GNED101X.003 Dr. Koster

FINAL EXAM PREPARATION

Your final exam is scheduled for Friday, December 7, at 3:00 PM in KIN 315.

1. Be prompt. If you arrive after 3:10, you will not be permitted to take the exam. This is because late arrivals disrupt your classmates, and they should not be penalized for your tardiness.

2. Bring a blue book and at least one working writing implement. If you forget your blue book and have to run over to Thomson for one, and get back after 3:10, you will not be permitted to take the exam.

3. The exam is closed book, closed notes. You may bring this prompt sheet. You may bring a dictionary if you want it. If you wish, you may gloss, highlight, or otherwise make notes on this prompt sheet.

4. The exam will have two parts: several short-answer questions and two short essays (you will have a choice of topics). All will be based on the "case" that follows.

5. The exam is comprehensive. You will be expected to know and use the terminology and strategies we have worked on developing throughout the course.

6. You have until 5:30 pm to complete the exam. However, I do not anticipate that it will take you that long.

7. Your problem-solving papers will be returned at the exam.

8. Because of car problems yesterday and today, brownies will be distributed at the exam. You may bring a beverage if you wish.

 

Review this case, which involves many of the critical thinking skills we’ve discussed.

Plainfield, SC, is a small central Piedmont town. It used to be a big fabric-producing town, but now that many of the mills have closed down, it is mostly a goods-and-services place. People in the town are very proud of their children and of ‘raising them right.’

Nancy Lynne Bagby is a 15-year old 10th grader at Plainfield High School. Her parents are divorced; she lives in Plainfield with her mom during the school year and with her Dad and his girlfriend in Ohio during vacations under a joint custody ruling. By all accounts she is a decent if not great student; she is not widely popular but has loyal friends. She and her family are not from around Plainfield originally, though they are native South Carolinians. They attend church fairly regularly.

One day in late November Nancy Lynne checks out a book from the high school library—a teenage romance, a genre she really enjoys. It’s called All in Innocence and it deals with a young woman torn between the young man she has a crush on—a ‘fast’ good-looking boy from a bad crowd—and a rather plain-looking boy who likes her from afar. The book is by a reputable young-adult writer with many books to his credit, and is 178 pages long—what Nancy Lynne thinks of as "a nice long book". One scene, about 3 pages long, finds the heroine alone in the bad boy’s bedroom, where he removes her blouse and fondles and kisses her breasts. The language and description of both the acts and the heroine’s emotional response are pretty graphic for a teen novel, but actually fairly standard for a romance novel. (In terms of the plot, the couple is interrupted before the encounter goes any further.)

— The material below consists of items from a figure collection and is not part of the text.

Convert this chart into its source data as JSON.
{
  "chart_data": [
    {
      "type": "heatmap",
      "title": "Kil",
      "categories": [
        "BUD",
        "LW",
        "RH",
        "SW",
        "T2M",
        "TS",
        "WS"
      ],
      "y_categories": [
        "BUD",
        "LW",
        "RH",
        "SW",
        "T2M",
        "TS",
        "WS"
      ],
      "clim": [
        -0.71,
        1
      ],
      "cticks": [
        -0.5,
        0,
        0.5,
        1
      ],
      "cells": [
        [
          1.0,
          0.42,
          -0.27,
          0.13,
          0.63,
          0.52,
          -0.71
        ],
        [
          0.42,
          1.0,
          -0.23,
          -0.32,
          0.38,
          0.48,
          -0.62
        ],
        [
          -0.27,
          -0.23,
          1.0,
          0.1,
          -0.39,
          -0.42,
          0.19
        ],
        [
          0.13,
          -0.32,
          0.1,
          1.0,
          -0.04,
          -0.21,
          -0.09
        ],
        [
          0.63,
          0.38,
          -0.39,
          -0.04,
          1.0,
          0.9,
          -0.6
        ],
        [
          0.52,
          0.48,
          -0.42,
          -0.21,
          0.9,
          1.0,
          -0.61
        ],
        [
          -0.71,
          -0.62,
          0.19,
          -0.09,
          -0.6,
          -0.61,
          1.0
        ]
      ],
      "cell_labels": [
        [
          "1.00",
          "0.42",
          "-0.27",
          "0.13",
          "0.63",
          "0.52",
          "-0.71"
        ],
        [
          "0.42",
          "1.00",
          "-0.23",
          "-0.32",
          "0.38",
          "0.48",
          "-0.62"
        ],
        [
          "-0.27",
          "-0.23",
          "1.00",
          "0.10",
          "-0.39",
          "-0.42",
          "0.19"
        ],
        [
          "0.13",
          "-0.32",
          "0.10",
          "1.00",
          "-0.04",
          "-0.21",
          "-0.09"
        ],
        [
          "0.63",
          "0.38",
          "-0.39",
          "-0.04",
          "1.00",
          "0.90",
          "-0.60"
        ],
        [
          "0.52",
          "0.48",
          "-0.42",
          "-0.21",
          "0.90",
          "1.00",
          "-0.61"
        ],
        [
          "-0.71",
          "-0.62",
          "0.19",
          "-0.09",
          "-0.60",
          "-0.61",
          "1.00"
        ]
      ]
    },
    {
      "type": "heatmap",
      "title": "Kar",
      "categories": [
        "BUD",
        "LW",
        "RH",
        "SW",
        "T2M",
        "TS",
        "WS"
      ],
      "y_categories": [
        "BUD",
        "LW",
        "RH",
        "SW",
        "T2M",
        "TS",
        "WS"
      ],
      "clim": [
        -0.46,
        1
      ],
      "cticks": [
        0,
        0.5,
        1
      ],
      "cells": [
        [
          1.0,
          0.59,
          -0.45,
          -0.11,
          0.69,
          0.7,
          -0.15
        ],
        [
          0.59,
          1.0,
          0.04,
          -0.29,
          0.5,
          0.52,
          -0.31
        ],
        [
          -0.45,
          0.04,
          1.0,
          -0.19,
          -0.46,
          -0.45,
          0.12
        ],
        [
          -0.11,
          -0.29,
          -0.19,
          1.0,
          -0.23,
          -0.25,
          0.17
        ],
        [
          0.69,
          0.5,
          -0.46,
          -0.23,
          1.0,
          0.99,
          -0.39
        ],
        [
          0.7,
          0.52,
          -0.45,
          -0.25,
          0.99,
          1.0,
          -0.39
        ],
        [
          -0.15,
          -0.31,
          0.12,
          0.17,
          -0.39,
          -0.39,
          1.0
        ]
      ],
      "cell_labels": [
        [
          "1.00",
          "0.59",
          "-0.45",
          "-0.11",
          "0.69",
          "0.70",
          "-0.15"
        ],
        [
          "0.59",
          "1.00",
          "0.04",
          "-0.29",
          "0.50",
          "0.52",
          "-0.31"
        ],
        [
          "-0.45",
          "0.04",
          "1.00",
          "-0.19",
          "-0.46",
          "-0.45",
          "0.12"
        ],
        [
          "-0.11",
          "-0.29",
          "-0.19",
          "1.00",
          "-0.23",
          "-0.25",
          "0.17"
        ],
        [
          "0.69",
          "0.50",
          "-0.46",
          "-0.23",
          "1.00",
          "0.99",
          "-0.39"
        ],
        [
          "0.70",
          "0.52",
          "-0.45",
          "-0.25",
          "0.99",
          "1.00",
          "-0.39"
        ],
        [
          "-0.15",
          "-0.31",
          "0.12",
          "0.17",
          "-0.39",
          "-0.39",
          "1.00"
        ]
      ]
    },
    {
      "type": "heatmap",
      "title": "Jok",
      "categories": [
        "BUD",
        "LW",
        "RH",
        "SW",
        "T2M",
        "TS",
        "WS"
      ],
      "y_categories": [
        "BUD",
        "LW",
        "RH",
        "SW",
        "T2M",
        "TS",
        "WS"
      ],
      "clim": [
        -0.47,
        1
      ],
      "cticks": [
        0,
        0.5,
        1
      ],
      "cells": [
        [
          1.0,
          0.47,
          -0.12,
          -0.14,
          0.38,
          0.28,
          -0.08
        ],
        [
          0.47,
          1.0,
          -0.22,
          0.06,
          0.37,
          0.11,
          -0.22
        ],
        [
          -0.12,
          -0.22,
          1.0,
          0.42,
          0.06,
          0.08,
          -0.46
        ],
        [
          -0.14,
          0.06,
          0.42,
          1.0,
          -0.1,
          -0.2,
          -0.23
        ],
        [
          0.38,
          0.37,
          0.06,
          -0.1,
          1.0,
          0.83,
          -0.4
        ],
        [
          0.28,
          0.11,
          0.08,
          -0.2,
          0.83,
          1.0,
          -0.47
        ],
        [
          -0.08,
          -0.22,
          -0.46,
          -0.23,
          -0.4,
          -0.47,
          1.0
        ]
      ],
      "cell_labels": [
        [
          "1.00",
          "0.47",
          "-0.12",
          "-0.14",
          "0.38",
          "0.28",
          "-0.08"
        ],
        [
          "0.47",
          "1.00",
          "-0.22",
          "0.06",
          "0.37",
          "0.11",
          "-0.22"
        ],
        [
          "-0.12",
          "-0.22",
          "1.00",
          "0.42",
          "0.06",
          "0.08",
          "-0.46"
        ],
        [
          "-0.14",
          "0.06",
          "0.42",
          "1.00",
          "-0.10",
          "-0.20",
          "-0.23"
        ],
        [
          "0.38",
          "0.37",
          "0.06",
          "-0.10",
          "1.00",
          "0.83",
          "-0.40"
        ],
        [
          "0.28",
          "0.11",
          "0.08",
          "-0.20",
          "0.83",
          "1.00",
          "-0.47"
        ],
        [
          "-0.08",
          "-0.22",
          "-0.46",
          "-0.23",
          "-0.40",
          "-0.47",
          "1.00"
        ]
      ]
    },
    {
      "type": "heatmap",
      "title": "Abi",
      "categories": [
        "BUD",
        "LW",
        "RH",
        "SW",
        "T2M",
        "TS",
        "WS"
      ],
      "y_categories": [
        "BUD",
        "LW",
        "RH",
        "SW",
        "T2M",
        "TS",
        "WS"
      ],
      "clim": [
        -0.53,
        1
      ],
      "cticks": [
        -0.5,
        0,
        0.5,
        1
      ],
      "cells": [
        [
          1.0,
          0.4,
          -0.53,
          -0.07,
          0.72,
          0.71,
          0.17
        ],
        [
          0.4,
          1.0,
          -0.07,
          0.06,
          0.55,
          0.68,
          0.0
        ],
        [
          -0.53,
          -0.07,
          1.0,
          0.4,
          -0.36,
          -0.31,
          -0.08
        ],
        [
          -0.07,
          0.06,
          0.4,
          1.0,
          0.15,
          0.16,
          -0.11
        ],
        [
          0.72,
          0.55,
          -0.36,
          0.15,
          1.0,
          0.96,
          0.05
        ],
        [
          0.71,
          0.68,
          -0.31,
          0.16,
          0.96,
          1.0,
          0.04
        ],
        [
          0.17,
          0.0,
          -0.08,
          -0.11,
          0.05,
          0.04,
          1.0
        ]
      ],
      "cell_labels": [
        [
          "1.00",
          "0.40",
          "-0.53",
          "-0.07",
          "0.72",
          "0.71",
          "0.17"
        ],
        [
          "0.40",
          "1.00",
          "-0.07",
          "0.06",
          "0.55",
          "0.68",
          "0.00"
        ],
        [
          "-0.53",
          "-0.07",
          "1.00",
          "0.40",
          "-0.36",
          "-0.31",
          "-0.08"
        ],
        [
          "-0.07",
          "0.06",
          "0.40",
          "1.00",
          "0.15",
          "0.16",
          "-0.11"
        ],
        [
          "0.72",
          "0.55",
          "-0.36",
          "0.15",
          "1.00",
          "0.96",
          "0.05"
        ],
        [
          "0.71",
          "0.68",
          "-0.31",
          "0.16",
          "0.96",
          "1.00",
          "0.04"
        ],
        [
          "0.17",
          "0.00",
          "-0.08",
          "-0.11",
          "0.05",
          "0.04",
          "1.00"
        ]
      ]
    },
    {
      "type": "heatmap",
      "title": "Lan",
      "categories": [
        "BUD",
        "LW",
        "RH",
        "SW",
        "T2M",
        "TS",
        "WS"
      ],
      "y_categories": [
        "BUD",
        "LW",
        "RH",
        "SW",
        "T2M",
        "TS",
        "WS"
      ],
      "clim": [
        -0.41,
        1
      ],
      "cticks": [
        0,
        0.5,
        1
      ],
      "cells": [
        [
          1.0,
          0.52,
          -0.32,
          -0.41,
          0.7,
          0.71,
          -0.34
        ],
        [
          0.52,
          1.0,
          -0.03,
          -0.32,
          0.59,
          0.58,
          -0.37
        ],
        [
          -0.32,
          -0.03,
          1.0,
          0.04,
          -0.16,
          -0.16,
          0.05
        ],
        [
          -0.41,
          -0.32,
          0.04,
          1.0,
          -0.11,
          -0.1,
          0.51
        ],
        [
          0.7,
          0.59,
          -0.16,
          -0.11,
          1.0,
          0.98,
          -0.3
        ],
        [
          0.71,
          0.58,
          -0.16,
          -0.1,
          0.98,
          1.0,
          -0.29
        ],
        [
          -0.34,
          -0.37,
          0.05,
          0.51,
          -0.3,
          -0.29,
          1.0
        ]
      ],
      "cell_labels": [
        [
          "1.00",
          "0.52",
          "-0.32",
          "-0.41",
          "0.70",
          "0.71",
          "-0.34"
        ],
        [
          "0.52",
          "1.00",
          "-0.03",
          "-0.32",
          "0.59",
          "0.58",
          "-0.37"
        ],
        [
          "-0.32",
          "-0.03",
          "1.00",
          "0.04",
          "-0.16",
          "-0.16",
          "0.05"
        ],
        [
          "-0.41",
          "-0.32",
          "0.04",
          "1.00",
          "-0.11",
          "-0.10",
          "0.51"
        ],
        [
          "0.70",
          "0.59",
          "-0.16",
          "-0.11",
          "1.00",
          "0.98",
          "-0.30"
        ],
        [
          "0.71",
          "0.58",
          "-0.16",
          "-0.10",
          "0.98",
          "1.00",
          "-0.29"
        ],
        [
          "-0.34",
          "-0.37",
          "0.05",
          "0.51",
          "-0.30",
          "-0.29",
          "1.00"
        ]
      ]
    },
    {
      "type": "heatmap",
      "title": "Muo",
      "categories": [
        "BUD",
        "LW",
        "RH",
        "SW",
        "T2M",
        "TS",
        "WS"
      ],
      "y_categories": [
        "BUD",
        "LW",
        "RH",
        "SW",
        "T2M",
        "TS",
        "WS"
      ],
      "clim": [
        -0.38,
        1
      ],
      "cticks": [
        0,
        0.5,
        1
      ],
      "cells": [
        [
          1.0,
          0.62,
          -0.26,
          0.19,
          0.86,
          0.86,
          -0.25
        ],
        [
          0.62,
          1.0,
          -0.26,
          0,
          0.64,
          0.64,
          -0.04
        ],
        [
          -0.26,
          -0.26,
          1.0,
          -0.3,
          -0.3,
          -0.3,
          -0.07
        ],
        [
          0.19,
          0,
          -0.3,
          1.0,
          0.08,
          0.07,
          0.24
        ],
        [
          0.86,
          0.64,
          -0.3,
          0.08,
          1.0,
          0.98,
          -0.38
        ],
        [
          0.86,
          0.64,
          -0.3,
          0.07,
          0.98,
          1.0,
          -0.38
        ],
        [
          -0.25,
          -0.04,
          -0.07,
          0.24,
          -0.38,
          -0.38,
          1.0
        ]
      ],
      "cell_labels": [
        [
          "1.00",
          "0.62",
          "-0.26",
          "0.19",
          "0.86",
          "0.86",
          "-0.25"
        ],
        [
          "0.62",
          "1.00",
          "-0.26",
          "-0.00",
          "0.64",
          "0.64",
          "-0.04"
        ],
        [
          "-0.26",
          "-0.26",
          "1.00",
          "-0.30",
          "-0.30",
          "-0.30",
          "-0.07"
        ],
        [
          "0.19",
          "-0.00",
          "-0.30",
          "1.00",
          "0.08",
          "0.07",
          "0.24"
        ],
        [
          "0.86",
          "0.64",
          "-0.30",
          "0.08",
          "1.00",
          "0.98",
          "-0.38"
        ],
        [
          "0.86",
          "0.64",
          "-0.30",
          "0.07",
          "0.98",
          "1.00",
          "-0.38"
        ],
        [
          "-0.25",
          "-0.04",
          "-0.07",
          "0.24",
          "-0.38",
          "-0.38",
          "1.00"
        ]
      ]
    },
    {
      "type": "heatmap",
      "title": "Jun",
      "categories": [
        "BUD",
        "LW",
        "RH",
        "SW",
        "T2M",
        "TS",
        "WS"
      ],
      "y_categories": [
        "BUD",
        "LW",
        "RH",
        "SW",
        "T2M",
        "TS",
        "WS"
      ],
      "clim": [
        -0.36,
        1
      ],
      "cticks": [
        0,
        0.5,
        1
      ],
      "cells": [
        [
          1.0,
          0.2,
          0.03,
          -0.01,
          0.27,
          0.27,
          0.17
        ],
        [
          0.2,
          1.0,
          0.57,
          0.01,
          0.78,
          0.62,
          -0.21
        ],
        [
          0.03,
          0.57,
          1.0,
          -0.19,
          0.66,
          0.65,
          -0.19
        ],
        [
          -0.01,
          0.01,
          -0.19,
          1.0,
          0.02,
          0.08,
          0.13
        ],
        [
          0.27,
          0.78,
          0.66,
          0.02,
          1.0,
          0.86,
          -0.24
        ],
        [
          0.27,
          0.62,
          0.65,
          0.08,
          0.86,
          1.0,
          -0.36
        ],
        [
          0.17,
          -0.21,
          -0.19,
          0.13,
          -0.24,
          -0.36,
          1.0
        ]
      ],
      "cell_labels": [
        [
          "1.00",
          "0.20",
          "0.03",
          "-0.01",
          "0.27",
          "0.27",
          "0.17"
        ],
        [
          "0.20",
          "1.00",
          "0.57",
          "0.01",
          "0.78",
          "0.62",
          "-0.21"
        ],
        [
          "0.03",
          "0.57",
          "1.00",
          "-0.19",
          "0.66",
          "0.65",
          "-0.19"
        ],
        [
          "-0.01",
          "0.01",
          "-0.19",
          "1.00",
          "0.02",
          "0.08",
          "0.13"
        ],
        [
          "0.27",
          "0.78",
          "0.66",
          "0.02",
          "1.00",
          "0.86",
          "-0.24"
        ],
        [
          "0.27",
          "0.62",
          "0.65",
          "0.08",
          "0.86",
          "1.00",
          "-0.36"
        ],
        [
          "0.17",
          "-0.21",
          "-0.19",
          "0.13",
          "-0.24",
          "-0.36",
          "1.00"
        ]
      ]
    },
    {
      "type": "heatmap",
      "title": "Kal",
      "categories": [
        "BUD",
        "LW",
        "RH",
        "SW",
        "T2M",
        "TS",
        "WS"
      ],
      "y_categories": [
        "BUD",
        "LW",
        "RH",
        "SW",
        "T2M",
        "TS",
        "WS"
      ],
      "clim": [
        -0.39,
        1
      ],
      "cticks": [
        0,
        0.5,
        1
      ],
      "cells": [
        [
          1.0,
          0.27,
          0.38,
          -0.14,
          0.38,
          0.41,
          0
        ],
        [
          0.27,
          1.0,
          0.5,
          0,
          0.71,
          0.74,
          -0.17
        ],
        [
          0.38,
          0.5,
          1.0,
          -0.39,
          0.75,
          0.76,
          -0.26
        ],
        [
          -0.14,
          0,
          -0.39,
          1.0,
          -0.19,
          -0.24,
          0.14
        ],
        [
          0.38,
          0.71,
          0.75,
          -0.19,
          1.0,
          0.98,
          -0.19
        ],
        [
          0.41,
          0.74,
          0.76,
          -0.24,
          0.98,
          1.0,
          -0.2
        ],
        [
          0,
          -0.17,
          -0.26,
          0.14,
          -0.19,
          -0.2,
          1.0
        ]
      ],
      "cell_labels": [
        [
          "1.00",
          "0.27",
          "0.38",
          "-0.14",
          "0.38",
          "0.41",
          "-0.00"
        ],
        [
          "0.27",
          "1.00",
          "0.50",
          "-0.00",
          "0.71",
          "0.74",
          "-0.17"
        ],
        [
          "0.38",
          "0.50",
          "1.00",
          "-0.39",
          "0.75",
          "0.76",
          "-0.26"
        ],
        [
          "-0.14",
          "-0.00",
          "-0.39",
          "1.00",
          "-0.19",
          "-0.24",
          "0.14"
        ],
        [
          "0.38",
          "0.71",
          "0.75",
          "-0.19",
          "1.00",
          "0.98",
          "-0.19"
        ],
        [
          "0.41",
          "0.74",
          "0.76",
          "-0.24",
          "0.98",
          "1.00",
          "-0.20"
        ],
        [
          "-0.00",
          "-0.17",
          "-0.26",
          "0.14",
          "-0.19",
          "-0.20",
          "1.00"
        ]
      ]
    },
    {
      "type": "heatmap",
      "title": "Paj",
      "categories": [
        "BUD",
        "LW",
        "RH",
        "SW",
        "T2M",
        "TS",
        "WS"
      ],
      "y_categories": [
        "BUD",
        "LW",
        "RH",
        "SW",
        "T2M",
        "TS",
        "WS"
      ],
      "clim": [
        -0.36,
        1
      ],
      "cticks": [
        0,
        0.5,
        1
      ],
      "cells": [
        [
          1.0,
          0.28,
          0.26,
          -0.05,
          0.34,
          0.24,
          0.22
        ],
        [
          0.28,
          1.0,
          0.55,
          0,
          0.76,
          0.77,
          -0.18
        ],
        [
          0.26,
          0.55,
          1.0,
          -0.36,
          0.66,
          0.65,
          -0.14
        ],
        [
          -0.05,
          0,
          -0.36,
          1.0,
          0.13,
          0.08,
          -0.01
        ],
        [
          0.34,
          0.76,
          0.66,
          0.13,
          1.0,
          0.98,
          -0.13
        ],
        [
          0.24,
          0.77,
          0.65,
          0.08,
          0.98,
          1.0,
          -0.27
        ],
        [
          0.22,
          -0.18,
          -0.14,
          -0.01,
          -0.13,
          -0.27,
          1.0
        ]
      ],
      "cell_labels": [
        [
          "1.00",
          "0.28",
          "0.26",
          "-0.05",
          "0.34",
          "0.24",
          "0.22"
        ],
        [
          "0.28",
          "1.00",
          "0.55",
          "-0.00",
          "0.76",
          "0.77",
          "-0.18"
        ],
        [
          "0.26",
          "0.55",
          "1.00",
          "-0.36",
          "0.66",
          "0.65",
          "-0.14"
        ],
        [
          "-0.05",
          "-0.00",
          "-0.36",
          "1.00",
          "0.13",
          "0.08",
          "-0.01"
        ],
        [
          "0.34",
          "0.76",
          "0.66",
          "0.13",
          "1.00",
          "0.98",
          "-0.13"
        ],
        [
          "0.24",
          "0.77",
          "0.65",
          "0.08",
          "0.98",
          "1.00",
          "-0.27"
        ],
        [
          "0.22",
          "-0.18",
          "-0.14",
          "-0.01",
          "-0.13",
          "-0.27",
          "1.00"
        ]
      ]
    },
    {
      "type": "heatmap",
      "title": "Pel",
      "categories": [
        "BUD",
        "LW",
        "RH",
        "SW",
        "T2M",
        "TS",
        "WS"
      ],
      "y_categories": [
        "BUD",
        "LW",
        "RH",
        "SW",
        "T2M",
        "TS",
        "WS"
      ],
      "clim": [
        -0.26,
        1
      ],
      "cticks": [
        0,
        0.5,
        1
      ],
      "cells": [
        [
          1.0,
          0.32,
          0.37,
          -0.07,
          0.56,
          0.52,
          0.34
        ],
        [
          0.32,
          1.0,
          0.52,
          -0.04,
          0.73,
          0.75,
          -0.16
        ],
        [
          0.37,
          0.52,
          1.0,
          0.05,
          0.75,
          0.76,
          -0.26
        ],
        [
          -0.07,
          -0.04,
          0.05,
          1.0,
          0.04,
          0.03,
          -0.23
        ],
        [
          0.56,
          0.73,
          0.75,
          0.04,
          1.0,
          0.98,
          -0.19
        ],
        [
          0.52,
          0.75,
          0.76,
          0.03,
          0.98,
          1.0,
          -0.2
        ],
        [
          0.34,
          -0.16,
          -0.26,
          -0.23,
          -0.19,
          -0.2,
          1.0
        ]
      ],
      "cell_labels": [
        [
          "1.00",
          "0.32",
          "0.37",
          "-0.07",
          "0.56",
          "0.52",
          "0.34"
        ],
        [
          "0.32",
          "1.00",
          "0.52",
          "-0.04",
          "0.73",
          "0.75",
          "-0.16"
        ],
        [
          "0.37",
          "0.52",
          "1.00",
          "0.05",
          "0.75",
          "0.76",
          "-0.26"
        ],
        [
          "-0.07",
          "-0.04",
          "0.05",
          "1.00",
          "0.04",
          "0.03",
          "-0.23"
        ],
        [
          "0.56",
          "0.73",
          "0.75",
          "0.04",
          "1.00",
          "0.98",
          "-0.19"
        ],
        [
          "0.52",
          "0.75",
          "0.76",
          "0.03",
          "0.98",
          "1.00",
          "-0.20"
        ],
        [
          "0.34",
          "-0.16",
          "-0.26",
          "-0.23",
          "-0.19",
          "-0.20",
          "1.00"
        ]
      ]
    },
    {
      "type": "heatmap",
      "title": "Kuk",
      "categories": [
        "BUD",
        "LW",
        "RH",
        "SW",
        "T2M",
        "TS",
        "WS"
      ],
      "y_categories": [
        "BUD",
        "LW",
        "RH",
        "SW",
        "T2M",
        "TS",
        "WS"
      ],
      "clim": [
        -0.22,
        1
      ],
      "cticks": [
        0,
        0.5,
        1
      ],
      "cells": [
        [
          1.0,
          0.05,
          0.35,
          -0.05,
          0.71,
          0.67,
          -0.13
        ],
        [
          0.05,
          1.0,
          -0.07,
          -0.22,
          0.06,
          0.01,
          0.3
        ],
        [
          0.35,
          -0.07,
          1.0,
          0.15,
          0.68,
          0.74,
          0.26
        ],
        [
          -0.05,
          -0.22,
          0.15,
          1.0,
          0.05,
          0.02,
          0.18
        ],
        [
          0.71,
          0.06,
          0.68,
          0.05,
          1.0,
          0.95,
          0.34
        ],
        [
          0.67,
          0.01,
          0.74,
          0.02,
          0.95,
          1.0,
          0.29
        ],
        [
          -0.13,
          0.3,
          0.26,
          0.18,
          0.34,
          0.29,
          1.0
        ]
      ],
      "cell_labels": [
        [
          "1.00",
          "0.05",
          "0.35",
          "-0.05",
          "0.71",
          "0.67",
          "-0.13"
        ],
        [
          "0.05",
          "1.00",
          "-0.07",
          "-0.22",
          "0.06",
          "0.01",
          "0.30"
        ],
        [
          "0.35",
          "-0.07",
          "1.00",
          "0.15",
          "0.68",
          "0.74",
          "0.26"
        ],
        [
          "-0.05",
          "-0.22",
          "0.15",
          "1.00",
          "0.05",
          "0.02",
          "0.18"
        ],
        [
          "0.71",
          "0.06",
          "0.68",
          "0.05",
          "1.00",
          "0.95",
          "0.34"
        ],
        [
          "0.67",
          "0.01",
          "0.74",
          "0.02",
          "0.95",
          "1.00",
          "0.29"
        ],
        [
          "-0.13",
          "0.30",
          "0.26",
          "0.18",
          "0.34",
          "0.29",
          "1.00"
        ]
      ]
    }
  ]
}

Nancy Lynne enjoys the book, and mentions the scene in casual conversation with her mother, Sonja. Sonja, who takes her responsibilities as a single parent seriously, is outraged that such "perversity and pornography" are available in the high school library. She gathers 800 signatures outside the local supermarket on Saturday on a petition demanding that pornographic books be removed from the high school library. Armed with it, and backed by several dozen angry parents, she attends the Plainfield School Board meeting on Monday night and demands that this book be removed from the high school library immediately. She is accompanied by her lawyer. Both the Plainfield Courier and Channel 8 news, alerted that something may be up, cover the meeting. The result is a front-page story in the next day’s paper and lots of TV coverage.